Whisky teamed up with winter bike accessory specialists 45NRTH to craft a compatible tire. The result: the Vanhelga, a four-inch-wide folding tubeless-ready tire with chunky knobs, extensive siping for traction, and tighter bead tolerances to ensure a leak-free seal with the new rim. There’s also a new flat edge along the bottom of the bead, which creates more contact with the rim shelf.
We received a test set of the rims laced to Salsa hubs, and the setup couldn’t have been easier. Included in the kit were valve stems and lightweight rim tape, and after we dumped in four ounces per wheel of sealant, the Vanhelga tires set up onto the rims with reassuring pops.
Many racers have already been running their fat bikes tubeless, but the broad range of rim and tire combos, plus the wide tolerances in tire production, has made sealing tricky and burping air common.
The fact that Whisky and 45NRTH have built these products in tandem should ensure that they provide better tubeless performance than anything else on the market. You can run these tires with as low of pressure as you want and not have to worry about blowouts or losing the bead from the rim.
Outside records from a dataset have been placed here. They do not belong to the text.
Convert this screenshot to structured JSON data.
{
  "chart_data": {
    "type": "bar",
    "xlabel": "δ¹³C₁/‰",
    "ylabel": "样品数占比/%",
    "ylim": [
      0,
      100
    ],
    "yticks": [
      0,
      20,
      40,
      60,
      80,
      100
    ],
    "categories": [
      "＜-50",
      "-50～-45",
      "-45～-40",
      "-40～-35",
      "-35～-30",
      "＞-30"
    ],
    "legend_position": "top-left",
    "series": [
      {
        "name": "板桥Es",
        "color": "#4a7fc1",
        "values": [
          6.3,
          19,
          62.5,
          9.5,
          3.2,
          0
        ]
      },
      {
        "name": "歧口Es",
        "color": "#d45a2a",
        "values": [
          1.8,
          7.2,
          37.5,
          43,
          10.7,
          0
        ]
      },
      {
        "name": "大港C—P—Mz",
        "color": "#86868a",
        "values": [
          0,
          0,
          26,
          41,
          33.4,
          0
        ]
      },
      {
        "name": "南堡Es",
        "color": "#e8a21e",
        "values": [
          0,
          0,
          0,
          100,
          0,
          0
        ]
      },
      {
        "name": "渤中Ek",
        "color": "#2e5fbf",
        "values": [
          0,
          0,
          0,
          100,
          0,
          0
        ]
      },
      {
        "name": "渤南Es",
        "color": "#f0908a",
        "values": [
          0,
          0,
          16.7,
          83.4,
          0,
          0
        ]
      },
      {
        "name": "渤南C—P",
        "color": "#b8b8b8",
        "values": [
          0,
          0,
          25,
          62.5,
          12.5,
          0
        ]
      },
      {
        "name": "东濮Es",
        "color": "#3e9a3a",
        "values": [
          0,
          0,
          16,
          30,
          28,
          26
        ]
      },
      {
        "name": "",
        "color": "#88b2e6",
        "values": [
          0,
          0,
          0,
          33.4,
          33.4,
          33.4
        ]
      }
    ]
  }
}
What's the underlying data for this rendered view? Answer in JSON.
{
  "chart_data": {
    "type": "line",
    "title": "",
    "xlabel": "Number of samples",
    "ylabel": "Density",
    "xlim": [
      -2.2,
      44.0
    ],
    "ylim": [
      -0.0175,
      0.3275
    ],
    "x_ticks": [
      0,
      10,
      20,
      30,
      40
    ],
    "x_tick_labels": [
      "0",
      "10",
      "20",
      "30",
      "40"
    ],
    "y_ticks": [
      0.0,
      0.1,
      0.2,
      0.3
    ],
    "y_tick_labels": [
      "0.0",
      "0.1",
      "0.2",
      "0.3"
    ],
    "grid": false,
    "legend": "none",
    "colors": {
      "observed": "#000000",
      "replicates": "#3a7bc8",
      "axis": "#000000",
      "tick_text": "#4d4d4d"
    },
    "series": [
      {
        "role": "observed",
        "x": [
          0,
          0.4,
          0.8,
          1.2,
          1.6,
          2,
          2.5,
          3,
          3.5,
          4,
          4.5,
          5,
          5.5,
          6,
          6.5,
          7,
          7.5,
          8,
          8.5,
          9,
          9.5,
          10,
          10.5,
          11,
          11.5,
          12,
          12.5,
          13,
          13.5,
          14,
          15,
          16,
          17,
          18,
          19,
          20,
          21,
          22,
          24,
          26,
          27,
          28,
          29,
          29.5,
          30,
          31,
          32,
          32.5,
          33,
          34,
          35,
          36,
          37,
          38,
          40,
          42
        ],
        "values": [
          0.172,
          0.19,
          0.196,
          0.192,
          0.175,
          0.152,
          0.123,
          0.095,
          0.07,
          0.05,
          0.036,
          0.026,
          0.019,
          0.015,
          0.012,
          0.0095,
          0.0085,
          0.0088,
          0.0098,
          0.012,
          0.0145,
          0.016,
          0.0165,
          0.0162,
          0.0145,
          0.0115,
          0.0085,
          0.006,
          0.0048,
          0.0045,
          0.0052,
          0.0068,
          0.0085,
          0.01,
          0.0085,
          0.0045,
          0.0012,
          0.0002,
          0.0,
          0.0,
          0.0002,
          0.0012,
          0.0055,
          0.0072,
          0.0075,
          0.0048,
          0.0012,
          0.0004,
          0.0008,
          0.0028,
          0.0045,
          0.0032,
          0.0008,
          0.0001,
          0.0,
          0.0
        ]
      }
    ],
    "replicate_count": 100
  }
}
Though the 70W should provide a suppler ride than comparable aluminum rims, the biggest advantage will be weight savings. We swapped the new wheels onto a bike that came equipped with Surly Marge Lite rims and Nate tires to shave exactly two pounds off the bike. That’s a massive savings in rotating weight.
Whisky isn’t the only company entering the tubeless-fat-tire market. Last week, Stan’s No Tubes announced the 52mm wide Hugo, an aluminum rim that marks the company’s first foray into the fat bike world.
The profusion of parts and bikes for the fat market shows that the trend continues to mature and catch on. In the last few months, RockShox debuted the Bluto, the first fat bike suspension fork, which was the precursor to Salsa debuting its sexy Bucksaw, the first production full-suspension fat bike. Both are good indications that fat biking is moving beyond just the snow and cold-weather niche.
The 70W No.9 Rims will sell for $600 apiece and will be available this fall. Whisky also plans to announce complete wheel builds soon. The 45NRTH Vanhelga tires will come in two models, 120tpi for $155 and 60tpi for $125, and will go on sale in September.